Spionagekrieg
Nun sind es also zwei Produktionsstudios, die sich um die Verfilmung des mysteriösen Gifttods des russischen Ex-KGB-Spions Alexander Litvinenko streiten: auf der einen Seite steht Warner Bros. gemeinsam mit Johnny Depp und auf der anderen stehen Michael Mann und Columbia Pictures.
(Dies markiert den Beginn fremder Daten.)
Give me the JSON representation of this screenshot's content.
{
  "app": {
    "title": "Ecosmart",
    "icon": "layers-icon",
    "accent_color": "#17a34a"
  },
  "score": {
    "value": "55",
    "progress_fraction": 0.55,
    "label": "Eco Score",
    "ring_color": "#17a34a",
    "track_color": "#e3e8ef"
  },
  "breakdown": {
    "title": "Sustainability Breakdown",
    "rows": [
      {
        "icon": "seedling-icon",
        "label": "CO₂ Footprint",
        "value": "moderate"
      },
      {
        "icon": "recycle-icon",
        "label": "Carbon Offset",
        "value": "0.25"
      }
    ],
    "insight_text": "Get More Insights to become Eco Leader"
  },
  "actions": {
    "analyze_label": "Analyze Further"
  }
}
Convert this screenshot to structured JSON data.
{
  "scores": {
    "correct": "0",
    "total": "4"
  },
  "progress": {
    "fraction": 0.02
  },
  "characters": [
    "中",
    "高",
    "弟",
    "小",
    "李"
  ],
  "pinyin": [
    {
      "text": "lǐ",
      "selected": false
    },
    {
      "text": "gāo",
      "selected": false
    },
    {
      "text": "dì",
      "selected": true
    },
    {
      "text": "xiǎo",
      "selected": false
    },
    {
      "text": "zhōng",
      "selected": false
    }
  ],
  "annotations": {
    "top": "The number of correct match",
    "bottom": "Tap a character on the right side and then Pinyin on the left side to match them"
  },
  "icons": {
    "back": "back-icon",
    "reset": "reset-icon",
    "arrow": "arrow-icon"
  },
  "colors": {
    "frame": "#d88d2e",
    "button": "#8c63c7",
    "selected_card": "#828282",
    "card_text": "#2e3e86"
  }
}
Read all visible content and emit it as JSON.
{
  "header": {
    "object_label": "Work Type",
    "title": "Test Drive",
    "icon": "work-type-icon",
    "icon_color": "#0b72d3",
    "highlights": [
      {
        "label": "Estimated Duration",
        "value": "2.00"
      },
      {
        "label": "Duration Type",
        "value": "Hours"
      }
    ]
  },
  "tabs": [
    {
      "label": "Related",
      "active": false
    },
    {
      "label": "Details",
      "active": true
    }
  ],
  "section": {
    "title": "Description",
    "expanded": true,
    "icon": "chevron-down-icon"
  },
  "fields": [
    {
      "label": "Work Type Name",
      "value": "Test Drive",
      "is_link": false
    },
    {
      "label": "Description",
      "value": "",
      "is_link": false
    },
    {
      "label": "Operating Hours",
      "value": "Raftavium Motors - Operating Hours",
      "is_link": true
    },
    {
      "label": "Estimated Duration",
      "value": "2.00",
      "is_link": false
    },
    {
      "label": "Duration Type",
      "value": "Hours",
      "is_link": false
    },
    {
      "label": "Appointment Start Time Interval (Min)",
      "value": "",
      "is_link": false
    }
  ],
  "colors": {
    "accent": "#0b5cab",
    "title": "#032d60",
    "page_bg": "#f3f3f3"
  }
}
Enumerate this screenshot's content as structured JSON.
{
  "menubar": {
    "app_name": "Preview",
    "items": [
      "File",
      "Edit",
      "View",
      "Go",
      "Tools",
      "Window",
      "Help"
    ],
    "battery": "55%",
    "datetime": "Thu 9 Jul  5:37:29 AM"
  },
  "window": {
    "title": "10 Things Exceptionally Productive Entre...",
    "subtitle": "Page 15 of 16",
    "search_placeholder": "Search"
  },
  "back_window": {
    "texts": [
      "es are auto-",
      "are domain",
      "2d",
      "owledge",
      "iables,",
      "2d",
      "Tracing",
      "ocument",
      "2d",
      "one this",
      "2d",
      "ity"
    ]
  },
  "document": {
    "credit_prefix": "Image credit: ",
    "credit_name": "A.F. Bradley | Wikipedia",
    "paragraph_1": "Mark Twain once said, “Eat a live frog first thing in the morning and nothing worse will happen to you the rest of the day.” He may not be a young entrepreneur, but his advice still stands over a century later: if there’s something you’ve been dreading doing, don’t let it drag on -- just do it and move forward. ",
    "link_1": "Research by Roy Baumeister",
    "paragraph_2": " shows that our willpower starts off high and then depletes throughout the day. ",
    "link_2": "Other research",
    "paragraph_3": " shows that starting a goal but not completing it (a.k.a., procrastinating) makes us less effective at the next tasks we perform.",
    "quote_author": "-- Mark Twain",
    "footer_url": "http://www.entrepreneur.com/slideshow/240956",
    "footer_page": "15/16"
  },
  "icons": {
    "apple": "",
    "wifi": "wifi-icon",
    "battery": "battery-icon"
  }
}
Aufgrund eines Angebots und eines Probekapitels zahlte Columbia am Freitagmorgen 500.000 US-Dollar von vereinbarten 1,5 Millionen für die Filmrechte an "Death of A Dissident" an, ein Buch das gemeinsam von Alex Goldfarb und Litvinenkos Witwe Marina verfasst wird. Das Buch soll schon Ende Mai veröffentlicht werden.
Wie Variety berichtet waren unter den Bietern für "Death of a Dissident" auch Warner Bros., Depp und Graham Kings Initial Entertainment, die bereits die Option auf einen Deal für einen Litvinenko Film haben, der auf "Sasha's Story: The Life ans Death of a Russian Spy" basieren soll. Dieses Buch wird vom Chef der londoner Abteilung der New York Times, Alan Cowell, verfasst.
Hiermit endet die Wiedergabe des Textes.